Olá, Adoráveis Pockets!
Tudo bem?
Aqui é a Evelyn da Faixa King, vem comigo se envolver nessa história curiosa, cheia de simbolismos, sangue e mortes? Apertem os cintos, Carrie vem aí!

Título: Carrie, A Estranha
Autor: Stephen King
Editora: Objetiva
Ano: 1974/2007
Número de páginas: 137
Classificação Skoob: 4.1
Sinopse: Carrie tem 16 anos e não é feliz. Sufocada pela mãe, uma fanática religiosa dominadora e cruel, Carrie não pode desfrutar os mesmos prazeres que os jovens de sua idade. Na escola, ela é motivo de risos. Em casa, é perseguida pelo olhar onipotente da mãe. Sem amigos, Carrie vai alimentando, dia a dia, um profundo ódio. Só que existe um segredo. Carrie tem poderes sobrenaturais. E chega o dia em que ela decide dar um basta a essa vida de submissão. Tudo o que ela deseja é vingar-se. De todos. Por tudo. Grande sucesso do cinema, Carrie, a estranha é mais uma obra inesquecível do mestre Stephen King.Carrie, a estranha faz parte da coleção de obras esgotadas de Stephen King, reeditadas em novo formato pela Objetiva. É a oportunidade ansiosamente esperada por seus leitores fiéis que não abrem mão de uma boa dose de terror. Vale a pena se arrepiar de novo com mais esta trama de suspense do grande mestre americano.(Skoob)

Resenha:
Logo na introdução o Tio King revela o perrengue financeiro que estava passando, vendendo um conto aqui, publicando outro conto na PlayBoy acolá... de US$ 200,00 em US$200,00  (dólares) ele tocava a vida de escritor sem nome... até recordar de duas colegas da adolescência que o fizeram pensar em Carrie com sua timidez e seus possíveis poderes de telecinese, algo que poderiam muito bem se encaixarem no perfil dessas duas moças, entretanto, perfeccionista do jeitinho que é, Stephen amassou o rascunho, atirando tudo no fundo de uma lixeira qualquer.
Mas num agradabilíssimo feeling sua esposa - neste momento devemos fazer uma pausa e puxar uma salva de palmas para a maravilhosa Tabitha King - resgata o rascunho datilografado à margem mínima (economia de papel) e lê. O conto é bom, vale a pena persistir; e ele dá continuidade. Aleluia, arrepiei! Obrigada, dona King! Nasce então a Carrie, sua primeira obra!
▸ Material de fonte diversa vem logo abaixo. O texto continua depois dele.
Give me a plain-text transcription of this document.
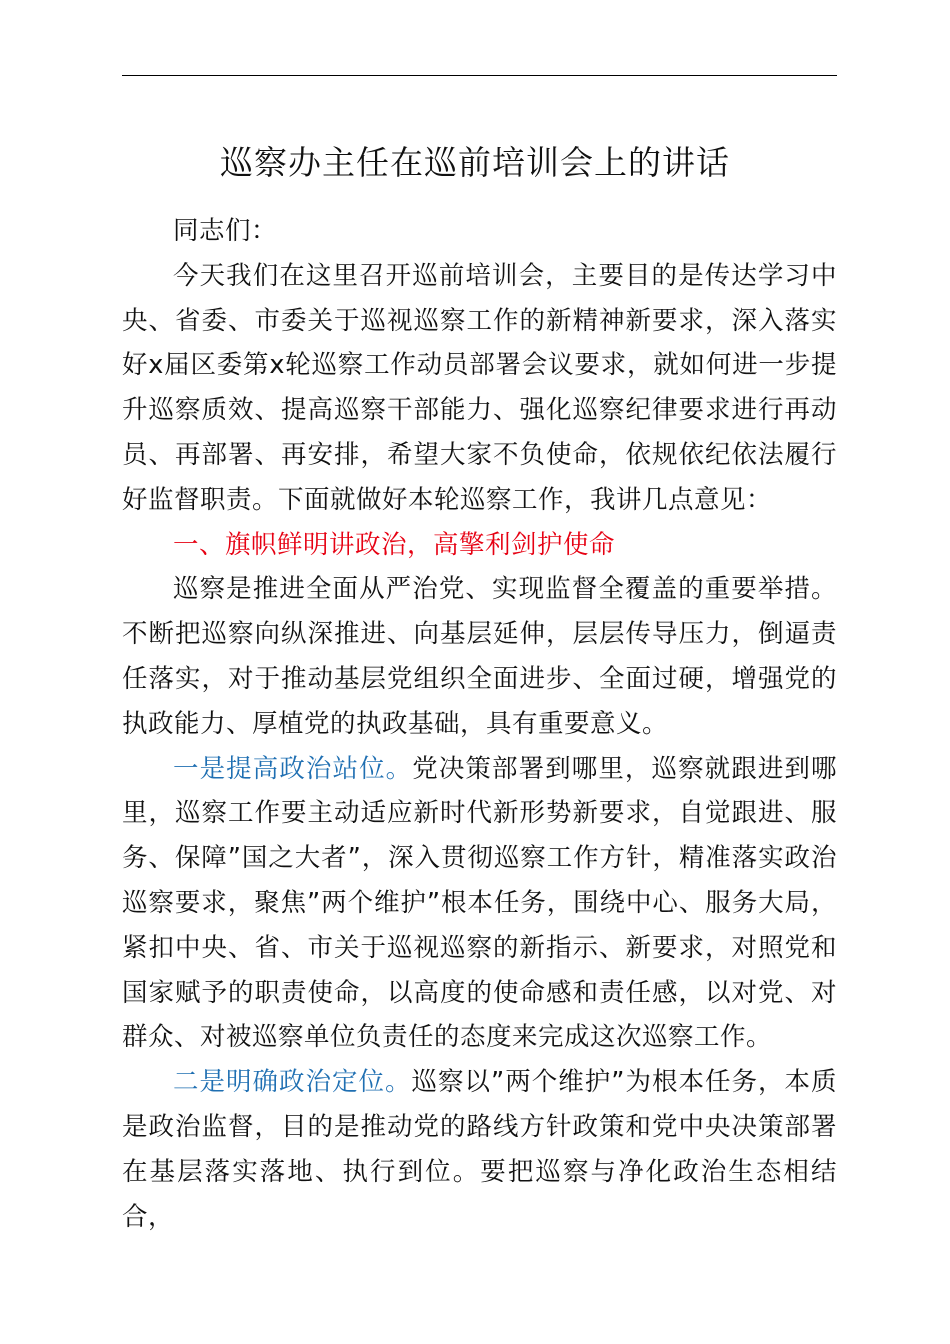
巡察办主任在巡前培训会上的讲话

同志们：

今天我们在这里召开巡前培训会，主要目的是传达学习中央、省委、市委关于巡视巡察工作的新精神新要求，深入落实好x届区委第x轮巡察工作动员部署会议要求，就如何进一步提升巡察质效、提高巡察干部能力、强化巡察纪律要求进行再动员、再部署、再安排，希望大家不负使命，依规依纪依法履行好监督职责。下面就做好本轮巡察工作，我讲几点意见：

一、旗帜鲜明讲政治，高擎利剑护使命

巡察是推进全面从严治党、实现监督全覆盖的重要举措。不断把巡察向纵深推进、向基层延伸，层层传导压力，倒逼责任落实，对于推动基层党组织全面进步、全面过硬，增强党的执政能力、厚植党的执政基础，具有重要意义。

一是提高政治站位。党决策部署到哪里，巡察就跟进到哪里，巡察工作要主动适应新时代新形势新要求，自觉跟进、服务、保障”国之大者”，深入贯彻巡察工作方针，精准落实政治巡察要求，聚焦”两个维护”根本任务，围绕中心、服务大局，紧扣中央、省、市关于巡视巡察的新指示、新要求，对照党和国家赋予的职责使命，以高度的使命感和责任感，以对党、对群众、对被巡察单位负责任的态度来完成这次巡察工作。

二是明确政治定位。巡察以”两个维护”为根本任务，本质是政治监督，目的是推动党的路线方针政策和党中央决策部署在基层落实落地、执行到位。要把巡察与净化政治生态相结合，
O livro vai girar, como dito na sinopse, em torno da nada mole vida de Carrie White, adolescente de 16 anos bombardeada por todos os lados de gatilhos mentais que culminam em uma vida infeliz, dias de humilhação e uma noite onde todos os terrores são poucos, mas vamos por partes.
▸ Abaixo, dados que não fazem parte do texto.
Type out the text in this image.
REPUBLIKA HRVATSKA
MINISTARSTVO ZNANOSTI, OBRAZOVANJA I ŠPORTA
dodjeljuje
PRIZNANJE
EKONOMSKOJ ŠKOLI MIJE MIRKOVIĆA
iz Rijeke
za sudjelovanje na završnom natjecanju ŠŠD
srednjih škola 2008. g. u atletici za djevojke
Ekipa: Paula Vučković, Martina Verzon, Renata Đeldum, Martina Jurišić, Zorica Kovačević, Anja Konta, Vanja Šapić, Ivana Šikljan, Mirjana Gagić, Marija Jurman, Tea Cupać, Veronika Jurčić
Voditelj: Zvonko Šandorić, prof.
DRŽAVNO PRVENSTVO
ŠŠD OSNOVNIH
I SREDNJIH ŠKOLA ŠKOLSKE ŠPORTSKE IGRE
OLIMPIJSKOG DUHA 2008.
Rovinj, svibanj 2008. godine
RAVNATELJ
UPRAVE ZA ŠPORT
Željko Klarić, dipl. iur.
Com o formato de pesquisa, o livro é narrado num estilo único, variando entre depoimentos dos envolvidos com Carrie, os presentes no dia do famoso Baile de Sangue, os investigadores do caso e os estudiosos que pesquisam sobre a tal Carrie White e seus supostos poderes. Nesta vibe de fatos reais, a história envolve , nos instigando a continuar.

Carrie White: traumatizada, sendo chacota para os próprios colegas de classe, alienada pela fé doentia da mãe, sem amigos ou qualquer apoio, nutre dentro de si um ódio puro, amargo, que a consome que é canalizado por poderes extraordinários. 

Margaret White: munida de uma fé patológica, incute na mente da adolescente que até mesmo a mudança natural da puberdade é um pecado mortal, prende a própria filha num armário para que reze como punição por estar se tornando uma mulher - exemplo, os “travesseirosimundos” escrito/pronunciado como uma palavra só, alcunha pejorativa para seios -. 

Baile de Sangue: o ponto alto da história, onde Carrie recebe o traumático - e tão falado - banho de sangue, momento onde as habilidades sobrenaturais de Carrie alcançam seu ápice e que, literalmente, abala as estruturas a pequena cidade de Chamberlain no Maine.


O medo transforma, isto é um fato. Porém o que temos nesse livro é, parafraseando Chicago Tribune, “sangrento e horrorizante... não dá para largar”. Com personagens cheios de camadas, consciência e inconsequência Stephen King estreia no mundo das publicações com maestria - e não é opinião apenas de fã -, uma vez que ele dá luz - ou trevas? - para todos elementos envolvidos nesta trama que, como foi dito no New York Times, “com certeza te dará calafrios.” 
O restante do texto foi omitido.